American Conservatism

A scene of rolling hills ringed by lush trees and a landscape dotted with small farms and homesteads adorns the cover of this unusual reference book. The picture — with just a single, winding road, devoid of traffic but for one man on horseback — is Grant Wood’s Stone City, and it conveys a sense of the best this encyclopedia has to offer. The conservatism here goes much deeper than Republican Party politics; entries on agrarianism, community, and distributism — the smallholding economic philosophy of G. K. Chesterton and Hilaire Belloc — serve to remind readers that there are kinds of conservatism rooted in the conservation of land and place.

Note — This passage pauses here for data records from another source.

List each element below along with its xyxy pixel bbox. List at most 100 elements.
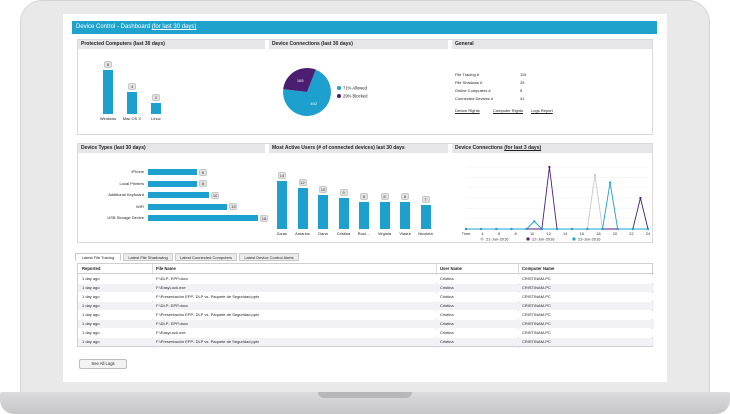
bar-value: 10: [319, 185, 327, 193]
tab[interactable]: Latest File Shadowing: [123, 253, 173, 261]
table-cell: CRISTINAM-PC: [522, 330, 551, 335]
protected-computers-chart: 8 Windows 4 Mac OS X 2 Linux: [93, 54, 173, 124]
table-cell: Cristina: [440, 321, 454, 326]
y-tick-label: Additional Keyboard: [108, 192, 144, 197]
bar: [359, 201, 369, 229]
table-cell: 1 day ago: [82, 294, 100, 299]
general-stat-label: File Shadows #: [455, 80, 483, 85]
device-connections-3-link[interactable]: (for last 3 days): [504, 145, 542, 151]
series-point: [608, 181, 612, 184]
table-cell: Cristina: [440, 312, 454, 317]
general-stats: File Tracing # 115 File Shadows # 25 Online …: [455, 72, 655, 122]
y-tick-label: iPhone: [131, 169, 144, 174]
general-stat-value: 115: [520, 72, 527, 77]
series-point: [464, 227, 468, 231]
tab[interactable]: Latest Device Control Alerts: [239, 253, 299, 261]
dashboard-title-text: Device Control - Dashboard: [76, 24, 152, 30]
table-cell: Cristina: [440, 294, 454, 299]
table-cell: CRISTINAM-PC: [522, 276, 551, 281]
x-tick-label: 24: [646, 231, 651, 236]
series-point: [616, 227, 619, 231]
x-tick-label: Nicoleta: [418, 231, 433, 236]
bar-value: 14: [278, 172, 286, 179]
column-header[interactable]: File Name: [156, 266, 176, 271]
x-tick-label: 14: [563, 231, 568, 236]
bar-value: 8: [401, 192, 409, 200]
tab[interactable]: Latest File Tracing: [75, 253, 121, 261]
device-connections-line-chart: Time 4 6 8 10 12 14 16 18 20 22 24 21-Jun-2016 22-Jun…: [462, 165, 651, 242]
table-cell: 1 day ago: [82, 339, 100, 344]
legend-label: 23-Jun-2016: [578, 237, 601, 242]
general-stat-value: 25: [520, 80, 525, 85]
general-header: General: [452, 40, 652, 49]
general-link[interactable]: Computer Rights: [493, 108, 524, 113]
x-tick-label: 22: [629, 231, 634, 236]
table-row[interactable]: 1 day ago F:\Presentación EPP- DLP vs. Pa…: [78, 293, 654, 301]
x-tick-label: 18: [596, 231, 601, 236]
general-stat-label: File Tracing #: [455, 72, 480, 77]
bar: [277, 181, 287, 229]
y-tick-label: USB Storage Device: [107, 215, 144, 220]
legend-swatch: [572, 237, 576, 241]
general-link[interactable]: Logs Report: [531, 108, 553, 113]
tab[interactable]: Latest Connected Computers: [175, 253, 237, 261]
pie-slice: [283, 69, 331, 116]
pie-slice-value: 402: [310, 101, 317, 106]
table-row[interactable]: 1 day ago F:\Presentación EPP- DLP vs. Pa…: [78, 311, 654, 319]
bar: [318, 194, 328, 229]
bar: [297, 187, 308, 229]
bar-value: 12: [298, 178, 307, 186]
dashboard-period-link[interactable]: (for last 30 days): [151, 24, 197, 30]
x-tick-label: Cristina: [336, 231, 351, 236]
bar: [148, 215, 258, 221]
series-point: [631, 227, 634, 231]
table-cell: Cristina: [440, 303, 454, 308]
table-row[interactable]: 1 day ago F:\Presentación EPP- DLP vs. Pa…: [78, 338, 654, 346]
table-row[interactable]: 1 day ago F:\DLP- EPP.docx Cristina CRISTIN…: [78, 320, 654, 328]
protected-computers-header: Protected Computers (last 30 days): [78, 40, 265, 49]
series-point: [510, 227, 513, 231]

Branches of those traditions and similar ones can be seen in many more of the book’s six-hundred-plus entries, including those on Russell Kirk, author of the seminal 1953 work The Conservative Mind and a self-described Northern Agrarian, and Wendell Berry, who as “a localist and believer in small-scale sustainable economies” can be considered “a serious proponent of an alternative vision of cultural conservatism.” Lesser-known figures such as Ralph Borsodi, a political decentralist and a professional economist who “identified the factory as the greatest contributor to the ugliness of modern Western civilization,” also receive their due.

Most of the book, in fact, consists of biographical pieces on men and women who have contributed to the intellectual side of the American Right — attention to politicians is sparse within these pages. The encyclopedia’s contributors themselves are predominantly journalists or academics, many of them greatly distinguished in their fields. (Peter Stanlis, to name just one, is a premier scholar of Edmund Burke.) The editors, for their part, have taken the widest possible view of conservatism, even including a piece on the conservative side of anarchism by essayist and novelist Bill Kauffman. As a rule, sympathetic contributors provide the entries on divergent strains of conservatism. Jeffersonian and agrarian schools of thought (and life) on the American Right are well represented, so too are Hamiltonian and industrialist varieties.

The book is most valuable, however, not for those entries that reflect what wrongly goes by the name of conservatism today — a bent of mind that sees bigger SUVs and bigger defense budgets as the marks of national greatness — but for those that remind us of the older conservatisms that worked to cultivate a world more like Grant Wood’s.